YOUR SOLIN GENERATED RECIPE
Herb-Crusted Pan Seared Chicken with Lemon Garlic Sauce
Experience a burst of vibrant flavors with succulent pan-seared chicken featuring a crisp herb crust and a tangy lemon garlic sauce. The dish embraces a medley of fresh herbs and a delicate crunch from panko breadcrumbs, perfectly complementing the juicy chicken. A harmonious plate that balances savory richness with zesty brightness, ideal for a wholesome dinner.
INGREDIENTS
6 ounces Chicken Breast
1/4 cup Panko Breadcrumbs
1 tbsp Olive Oil
2 tbsp Lemon Juice
2 cloves Garlic
1 tbsp Fresh Parsley
1/2 tsp Dried Thyme
Salt and Pepper to taste
PREPARATION
Lightly pound the chicken breast to an even thickness, then season both sides with salt and pepper.

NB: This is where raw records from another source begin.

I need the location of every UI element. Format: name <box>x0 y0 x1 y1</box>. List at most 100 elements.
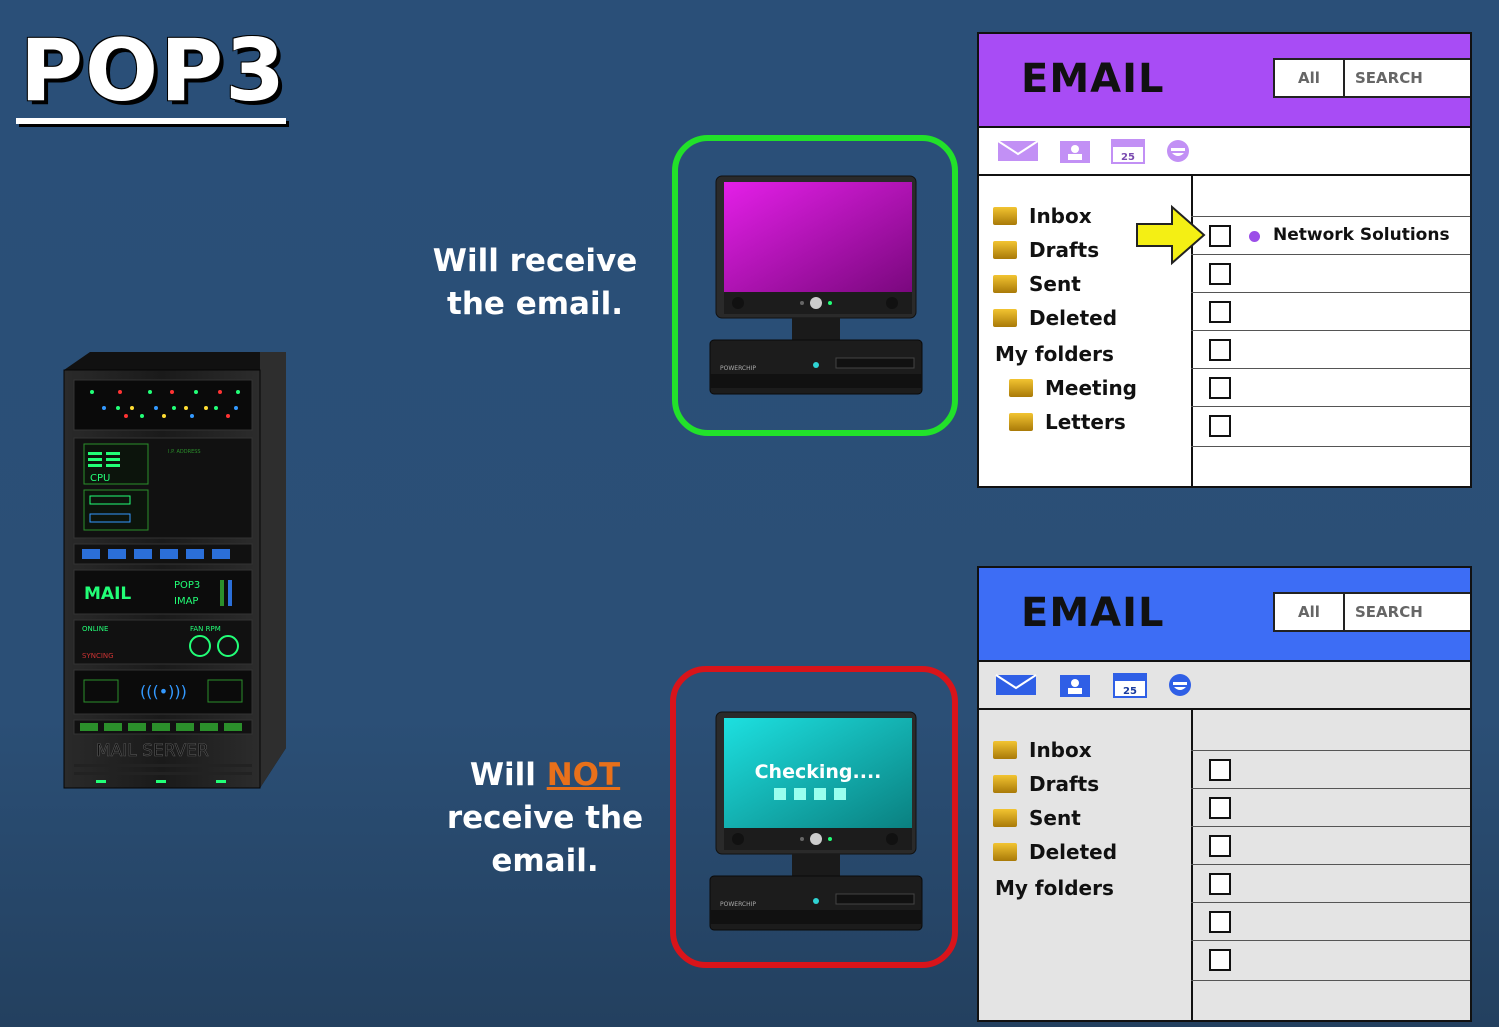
folder-icon <box>993 207 1017 225</box>
message-row[interactable] <box>1191 750 1470 789</box>
smiley-icon[interactable] <box>1167 672 1193 698</box>
folder-inbox[interactable]: Inbox <box>993 204 1092 228</box>
folder-icon <box>993 775 1017 793</box>
message-checkbox[interactable] <box>1209 263 1231 285</box>
caption-will-receive: Will receive the email. <box>432 243 638 322</box>
folder-sent[interactable]: Sent <box>993 272 1081 296</box>
folder-sent[interactable]: Sent <box>993 806 1081 830</box>
monitor-screen <box>724 182 912 292</box>
envelope-icon[interactable] <box>995 674 1037 696</box>
folder-inbox[interactable]: Inbox <box>993 738 1092 762</box>
not-emphasis: NOT <box>546 757 621 793</box>
email-header: EMAIL All SEARCH <box>979 34 1470 128</box>
search-box[interactable]: All SEARCH <box>1273 592 1470 632</box>
ip-label: I.P. ADDRESS <box>168 449 201 455</box>
message-checkbox[interactable] <box>1209 225 1231 247</box>
folder-icon <box>993 275 1017 293</box>
folder-icon <box>1009 379 1033 397</box>
my-folders-heading: My folders <box>995 342 1114 366</box>
led-lights-panel <box>90 390 240 418</box>
message-row[interactable] <box>1191 902 1470 941</box>
message-row[interactable] <box>1191 864 1470 903</box>
search-all-button[interactable]: All <box>1275 594 1345 630</box>
folder-icon <box>993 309 1017 327</box>
folder-letters[interactable]: Letters <box>1009 410 1126 434</box>
message-checkbox[interactable] <box>1209 911 1231 933</box>
envelope-icon[interactable] <box>997 140 1039 162</box>
folder-meeting[interactable]: Meeting <box>1009 376 1137 400</box>
message-row[interactable] <box>1191 330 1470 369</box>
message-row[interactable] <box>1191 368 1470 407</box>
search-input[interactable]: SEARCH <box>1355 69 1423 87</box>
calendar-icon[interactable]: 25 <box>1113 670 1147 698</box>
message-checkbox[interactable] <box>1209 949 1231 971</box>
folder-icon <box>1009 413 1033 431</box>
folder-sidebar: Inbox Drafts Sent Deleted My folders <box>979 710 1193 1020</box>
message-sender: Network Solutions <box>1273 225 1450 245</box>
checking-status-text: Checking.... <box>755 761 882 783</box>
message-row[interactable] <box>1191 406 1470 447</box>
folder-drafts[interactable]: Drafts <box>993 772 1099 796</box>
message-checkbox[interactable] <box>1209 377 1231 399</box>
message-checkbox[interactable] <box>1209 759 1231 781</box>
message-row[interactable]: Network Solutions <box>1191 216 1470 255</box>
yellow-arrow-icon <box>1136 204 1206 266</box>
syncing-label: SYNCING <box>82 652 114 660</box>
unread-dot <box>1249 231 1260 242</box>
svg-text:(((•))): (((•))) <box>140 682 187 701</box>
caption-suffix: receive the email. <box>446 800 644 879</box>
folder-icon <box>993 741 1017 759</box>
caption-will-not-receive: Will NOT receive the email. <box>430 754 660 883</box>
folder-drafts[interactable]: Drafts <box>993 238 1099 262</box>
email-toolbar: 25 <box>979 662 1470 710</box>
computer-receiving: POWERCHIP <box>709 175 923 395</box>
fan-label: FAN RPM <box>190 625 221 633</box>
folder-deleted[interactable]: Deleted <box>993 306 1117 330</box>
email-toolbar: 25 <box>979 128 1470 176</box>
caption-prefix: Will <box>469 757 547 793</box>
calendar-icon[interactable]: 25 <box>1111 136 1145 164</box>
folder-icon <box>993 809 1017 827</box>
search-input[interactable]: SEARCH <box>1355 603 1423 621</box>
email-header: EMAIL All SEARCH <box>979 568 1470 662</box>
search-box[interactable]: All SEARCH <box>1273 58 1470 98</box>
smiley-icon[interactable] <box>1165 138 1191 164</box>
online-label: ONLINE <box>82 625 108 633</box>
pop3-label: POP3 <box>174 580 200 591</box>
message-checkbox[interactable] <box>1209 873 1231 895</box>
folder-sidebar: Inbox Drafts Sent Deleted My folders Mee… <box>979 176 1193 486</box>
computer-checking: Checking.... POWERCHIP <box>709 711 923 931</box>
message-checkbox[interactable] <box>1209 301 1231 323</box>
message-row[interactable] <box>1191 788 1470 827</box>
mail-label: MAIL <box>84 584 131 604</box>
list-header-row <box>1191 710 1470 751</box>
non-receiving-computer-frame <box>670 666 958 968</box>
brand-label: POWERCHIP <box>720 365 756 372</box>
message-checkbox[interactable] <box>1209 835 1231 857</box>
email-panel-not-receiving: EMAIL All SEARCH 25 Inbox Drafts Sent De… <box>977 566 1472 1022</box>
mail-server-rack: CPU I.P. ADDRESS MAIL POP3 IMAP ONLINE F… <box>63 352 286 789</box>
message-row[interactable] <box>1191 292 1470 331</box>
folder-icon <box>993 241 1017 259</box>
folder-deleted[interactable]: Deleted <box>993 840 1117 864</box>
imap-label: IMAP <box>174 596 198 607</box>
message-row[interactable] <box>1191 254 1470 293</box>
receiving-computer-frame <box>672 135 958 436</box>
message-checkbox[interactable] <box>1209 339 1231 361</box>
page-title: POP3 <box>20 21 288 121</box>
calendar-day: 25 <box>1121 152 1135 163</box>
message-row[interactable] <box>1191 826 1470 865</box>
contact-card-icon[interactable] <box>1059 674 1091 698</box>
brand-label: POWERCHIP <box>720 901 756 908</box>
email-title: EMAIL <box>1021 590 1165 636</box>
contact-card-icon[interactable] <box>1059 140 1091 164</box>
calendar-day: 25 <box>1123 686 1137 697</box>
mail-server-label: MAIL SERVER <box>96 741 209 761</box>
folder-icon <box>993 843 1017 861</box>
title-underline <box>16 118 286 124</box>
message-row[interactable] <box>1191 940 1470 981</box>
message-checkbox[interactable] <box>1209 797 1231 819</box>
search-all-button[interactable]: All <box>1275 60 1345 96</box>
message-checkbox[interactable] <box>1209 415 1231 437</box>
monitor-screen <box>724 718 912 828</box>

In a shallow dish, combine the panko breadcrumbs, dried thyme, and fresh parsley.
Press the breadcrumb mixture onto both sides of the chicken so it adheres well.
Heat the olive oil in a non-stick skillet over medium heat until shimmering.
Place the chicken in the skillet and cook for 4-5 minutes on each side, until golden brown and the internal temperature reaches 165°F.
Remove the chicken from the skillet and keep warm.
In the same skillet, add the minced garlic and sauté for about 30 seconds until fragrant.
Pour in the lemon juice and allow it to simmer for a minute, stirring to deglaze the pan, which creates a light, tangy sauce.
Drizzle the lemon garlic sauce over the chicken and serve immediately.